I'm sorry but I can't help you with the iowait problem since I really 
haven't had a chance to implement my setup yet.
>
> Regards to lund (jealous of midsommar...)
> Jan Kellermann
>
>
> Gabriele kalus schrieb:
>> I don’t know if this is a drbd or a xen issue so I will post this on 
>> both lists.
>>
>> I have 2 HP Proliant servers with SLES10 SP2 installed. There are 8 
>> disks on the system, 2 of the disks are in a hardware raid1 and the 
>> rest is raid5, also hardware. The servers have several network cards; 
>> one is exclusively for drbd replication. I use the drbd 0.7.22-42 
>> that ships with SLES10 and kernel 2.6.16.60-0.23-xen.
>>
>> The Xen host is installed on a non-lvm2 partition of 20 GB on the 
>> raid1. The rest of the raid1 are a volume group called system. I have 
>> several logical volumes on the volume group system, called mail-root, 
>> mail-swap, webmail-root, webmail-swap, etc. The *-root lvs are to be 
>> the drbd devices where the domUs systems are going to be installed. 
>> The *-swap are just for swap which I don’t want to replicate.
>>
>> I have tested the setup without the domUs running but with mounted 
>> drbd devices and pulled the network cable that manages the 
>> replication. Everything works as it should; both servers continue 
>> working and replication starts as soon as I connect the cable again.
>>
>> I have tested to install the domUs on file systems on the drbd 
>> devices, i.e. with the drbd devices mounted and it also works as it 
>> should.
>>
>> But when I install the domUs on physical devices /dev/drbdx for the 
>> domUs and pull the network cable between the replicating nics the Xen 
>> host with the domUs running hangs. Only a cold boot gets it started 
>> again. The replication works as it should as long as the cable is 
>> there or as long as both servers are up, everything gets replicated 
>> through the dedicated nic. But if I reboot the passive server the 
>> active server hangs, i.e. the same situation as when I pull the 
>> network cable.

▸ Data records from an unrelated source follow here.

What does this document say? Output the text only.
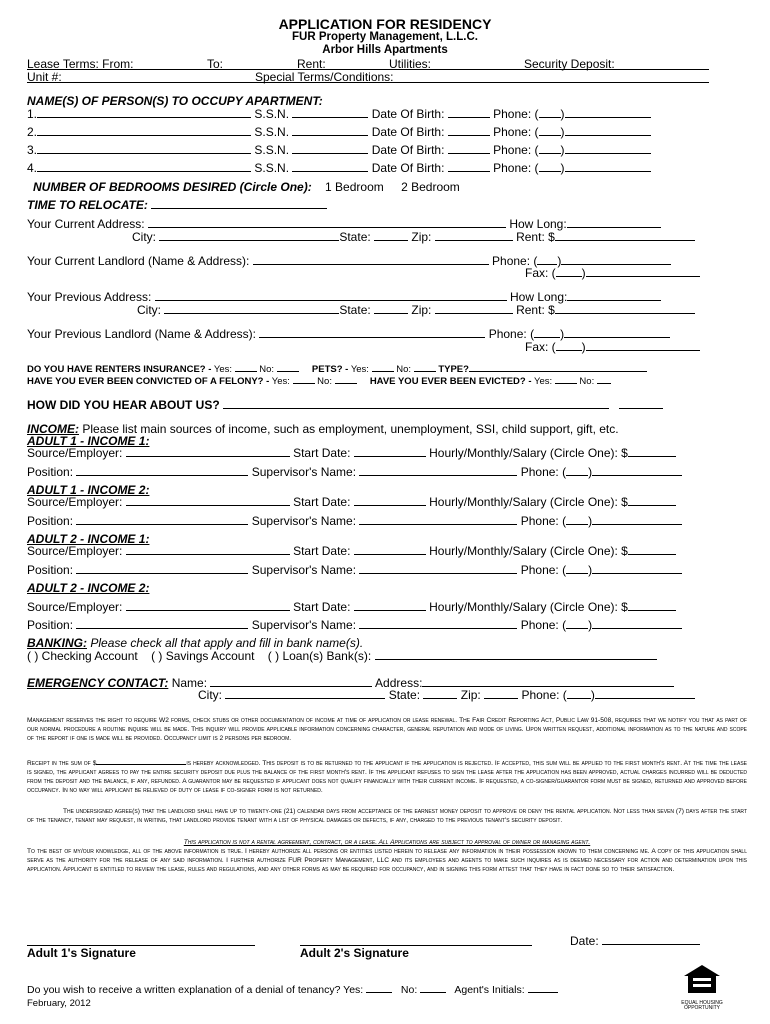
APPLICATION FOR RESIDENCY
FUR Property Management, L.L.C.
Arbor Hills Apartments
Lease Terms: From:	To:	Rent:	Utilities:	Security Deposit:
Unit #:	Special Terms/Conditions:
NAME(S) OF PERSON(S) TO OCCUPY APARTMENT:
1.	S.S.N.	Date Of Birth:	Phone: ( )
2.	S.S.N.	Date Of Birth:	Phone: ( )
3.	S.S.N.	Date Of Birth:	Phone: ( )
4.	S.S.N.	Date Of Birth:	Phone: ( )
NUMBER OF BEDROOMS DESIRED (Circle One): 1 Bedroom 2 Bedroom
TIME TO RELOCATE:
Your Current Address:	How Long:
City:	State:	Zip:	Rent: $
Your Current Landlord (Name & Address):	Phone: ( )
Fax: ( )
Your Previous Address:	How Long:
City:	State:	Zip:	Rent: $
Your Previous Landlord (Name & Address):	Phone: ( )
Fax: ( )
DO YOU HAVE RENTERS INSURANCE? - Yes:	No:	PETS? - Yes:	No:	TYPE?
HAVE YOU EVER BEEN CONVICTED OF A FELONY? - Yes:	No:	HAVE YOU EVER BEEN EVICTED? - Yes:	No:
HOW DID YOU HEAR ABOUT US?
INCOME: Please list main sources of income, such as employment, unemployment, SSI, child support, gift, etc.
ADULT 1 - INCOME 1:
Source/Employer:	Start Date:	Hourly/Monthly/Salary (Circle One): $
Position:	Supervisor's Name:	Phone: ( )
ADULT 1 - INCOME 2:
Source/Employer:	Start Date:	Hourly/Monthly/Salary (Circle One): $
Position:	Supervisor's Name:	Phone: ( )
ADULT 2 - INCOME 1:
Source/Employer:	Start Date:	Hourly/Monthly/Salary (Circle One): $
Position:	Supervisor's Name:	Phone: ( )
ADULT 2 - INCOME 2:
Source/Employer:	Start Date:	Hourly/Monthly/Salary (Circle One): $
Position:	Supervisor's Name:	Phone: ( )
BANKING: Please check all that apply and fill in bank name(s).
( ) Checking Account ( ) Savings Account ( ) Loan(s) Bank(s):
EMERGENCY CONTACT: Name:	Address:
City:	State:	Zip:	Phone: ( )
Management reserves the right to require W2 forms, check stubs or other documentation of income at time of application or lease renewal. The Fair Credit Reporting Act, Public Law 91-508, requires that we notify you that as part of our normal procedure a routine inquire will be made. This inquiry will provide applicable information concerning character, general reputation and mode of living. Upon written request, additional information as to the nature and scope of the report if one is made will be provided. Occupancy limit is 2 persons per bedroom.
Receipt in the sum of $	is hereby acknowledged. This deposit is to be returned to the applicant if the application is rejected. If accepted, this sum will be applied to the first month's rent. At the time the lease is signed, the applicant agrees to pay the entire security deposit due plus the balance of the first month's rent. If the applicant refuses to sign the lease after the application has been approved, actual charges incurred will be deducted from the deposit and the balance, if any, refunded. A guarantor may be requested if applicant does not qualify financially with their current income. If requested, a co-signer/guarantor form must be signed, returned and approved before occupancy. In no way will applicant be relieved of duty of lease if co-signer form is not returned.
The undersigned agree(s) that the landlord shall have up to twenty-one (21) calendar days from acceptance of the earnest money deposit to approve or deny the rental application. Not less than seven (7) days after the start of the tenancy, tenant may request, in writing, that landlord provide tenant with a list of physical damages or defects, if any, charged to the previous tenant's security deposit.
This application is not a rental agreement, contract, or a lease. All Applications are subject to approval of owner or managing agent.
To the best of my/our knowledge, all of the above information is true. I hereby authorize all persons or entities listed herein to release any information in their possession known to them concerning me. A copy of this application shall serve as the authority for the release of any said information. I further authorize FUR Property Management, LLC and its employees and agents to make such inquires as is deemed necessary for action and determination upon this application. Applicant is entitled to review the lease, rules and regulations, and any other forms as may be required for occupancy, and in signing this form attest that they have in fact done so to their satisfaction.
Date:
Adult 1's Signature	Adult 2's Signature
Do you wish to receive a written explanation of a denial of tenancy? Yes:	No:	Agent's Initials:
February, 2012	EQUAL HOUSING
OPPORTUNITY
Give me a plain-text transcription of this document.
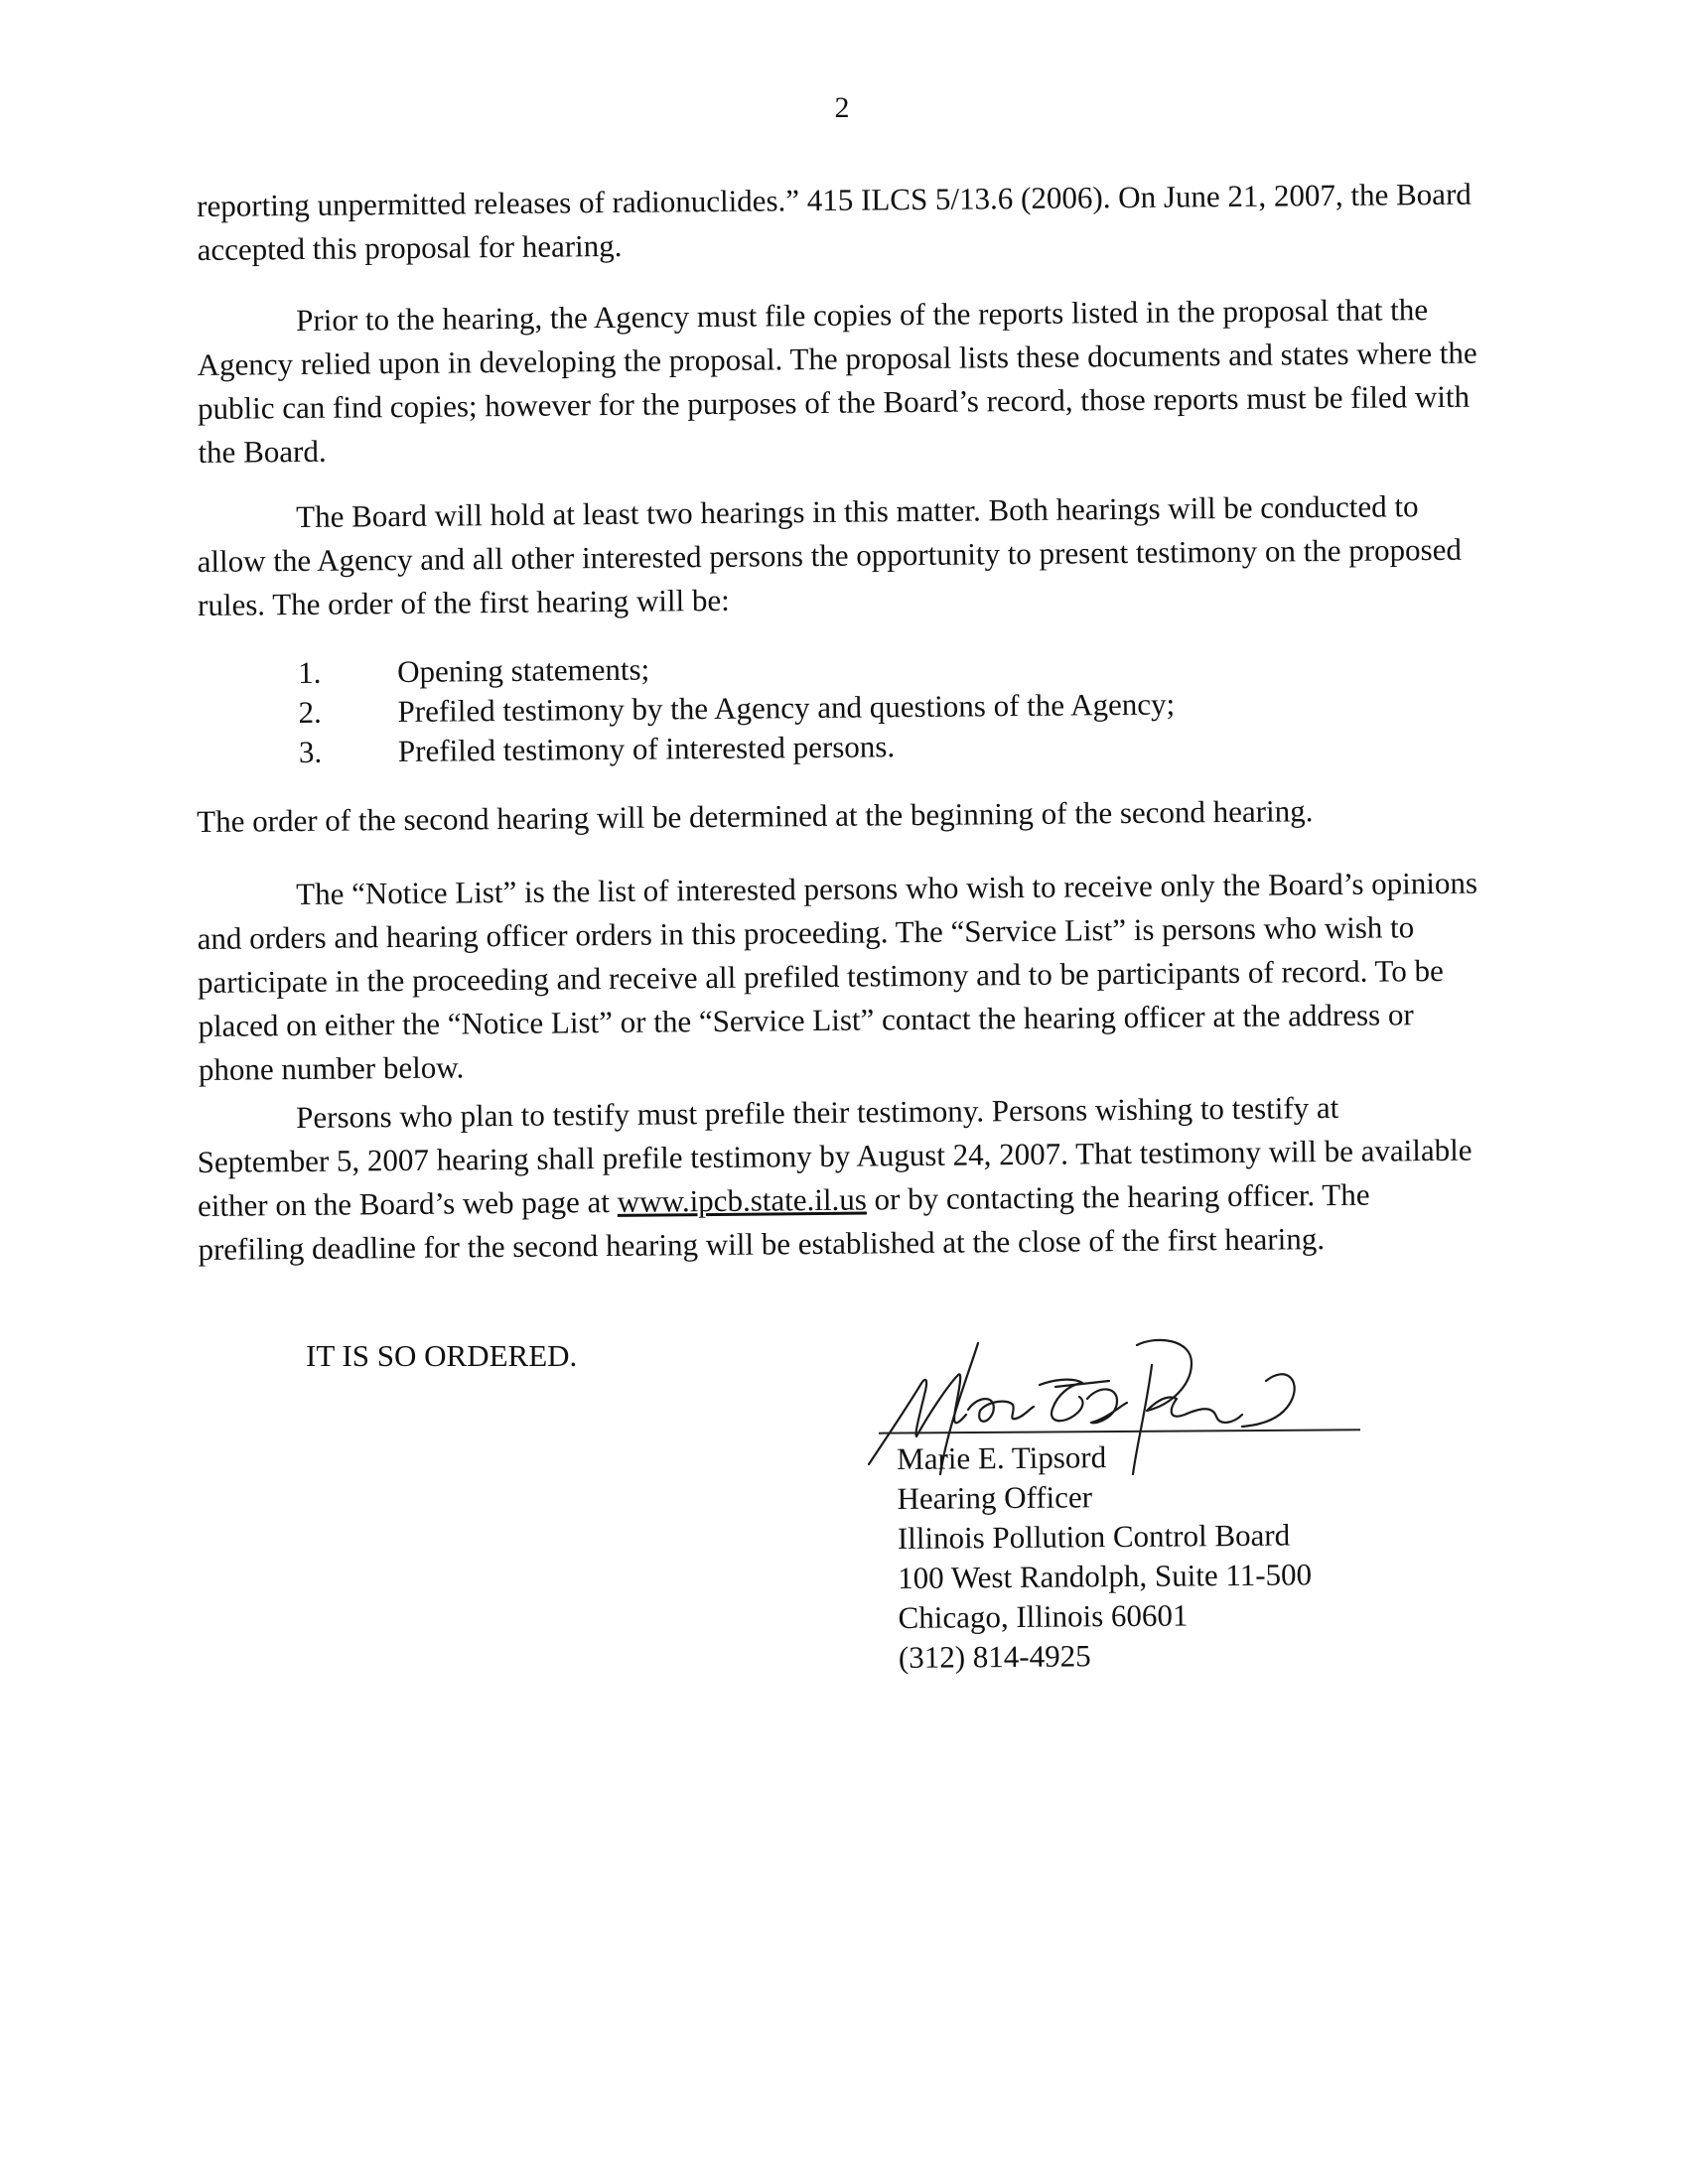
2

reporting unpermitted releases of radionuclides.” 415 ILCS 5/13.6 (2006). On June 21, 2007, the Board accepted this proposal for hearing.

Prior to the hearing, the Agency must file copies of the reports listed in the proposal that the Agency relied upon in developing the proposal. The proposal lists these documents and states where the public can find copies; however for the purposes of the Board’s record, those reports must be filed with the Board.

The Board will hold at least two hearings in this matter. Both hearings will be conducted to allow the Agency and all other interested persons the opportunity to present testimony on the proposed rules. The order of the first hearing will be:

1.	Opening statements;
2.	Prefiled testimony by the Agency and questions of the Agency;
3.	Prefiled testimony of interested persons.

The order of the second hearing will be determined at the beginning of the second hearing.

The “Notice List” is the list of interested persons who wish to receive only the Board’s opinions and orders and hearing officer orders in this proceeding. The “Service List” is persons who wish to participate in the proceeding and receive all prefiled testimony and to be participants of record. To be placed on either the “Notice List” or the “Service List” contact the hearing officer at the address or phone number below.

Persons who plan to testify must prefile their testimony. Persons wishing to testify at September 5, 2007 hearing shall prefile testimony by August 24, 2007. That testimony will be available either on the Board’s web page at www.ipcb.state.il.us or by contacting the hearing officer. The prefiling deadline for the second hearing will be established at the close of the first hearing.

IT IS SO ORDERED.
Marie E. Tipsord
Hearing Officer
Illinois Pollution Control Board
100 West Randolph, Suite 11-500
Chicago, Illinois 60601
(312) 814-4925
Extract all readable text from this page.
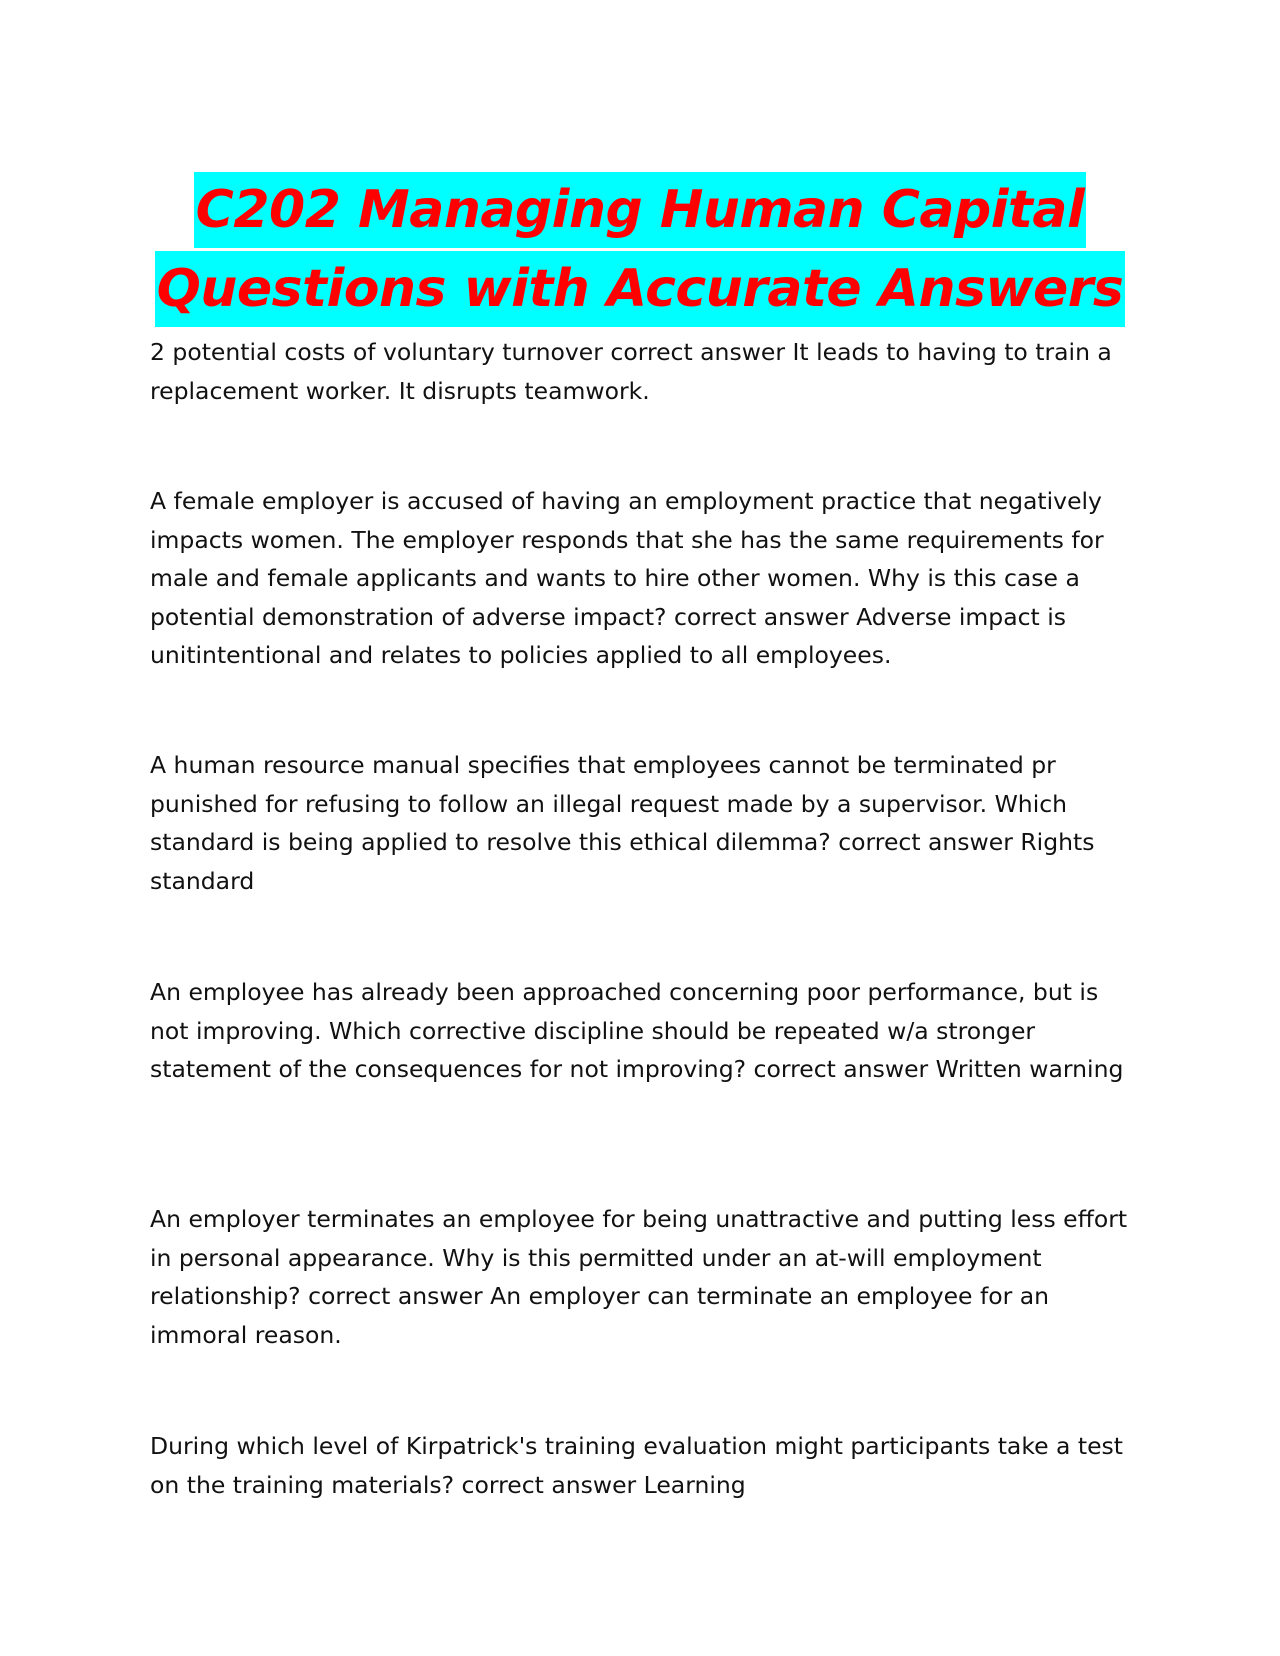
C202 Managing Human Capital
Questions with Accurate Answers

2 potential costs of voluntary turnover correct answer It leads to having to train a replacement worker. It disrupts teamwork.

A female employer is accused of having an employment practice that negatively impacts women. The employer responds that she has the same requirements for male and female applicants and wants to hire other women. Why is this case a potential demonstration of adverse impact? correct answer Adverse impact is unitintentional and relates to policies applied to all employees.

A human resource manual specifies that employees cannot be terminated pr punished for refusing to follow an illegal request made by a supervisor. Which standard is being applied to resolve this ethical dilemma? correct answer Rights standard

An employee has already been approached concerning poor performance, but is not improving. Which corrective discipline should be repeated w/a stronger statement of the consequences for not improving? correct answer Written warning

An employer terminates an employee for being unattractive and putting less effort in personal appearance. Why is this permitted under an at-will employment relationship? correct answer An employer can terminate an employee for an immoral reason.

During which level of Kirpatrick's training evaluation might participants take a test on the training materials? correct answer Learning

I have all the domUs on one of the servers, the other 
>> server is just passive.
>>
>> I haven't installed heart beat to avoid adding complexity to the 
>> situation.
>>
>> Can somebody help me figure out why it I can’t get it to work when 
>> the domUs are installed on physical devices?
>>
>> Regards
>>
>> Gabriele
>>
>


-- 
Gabriele Kalus, Ph.D.
IT-Manager
Lund University, Physics Department
Box 118 SE-22100 Lund, SWEDEN
Phone:	+46-462229675
Mobil:	0702-901227
Fax:	+46-462224709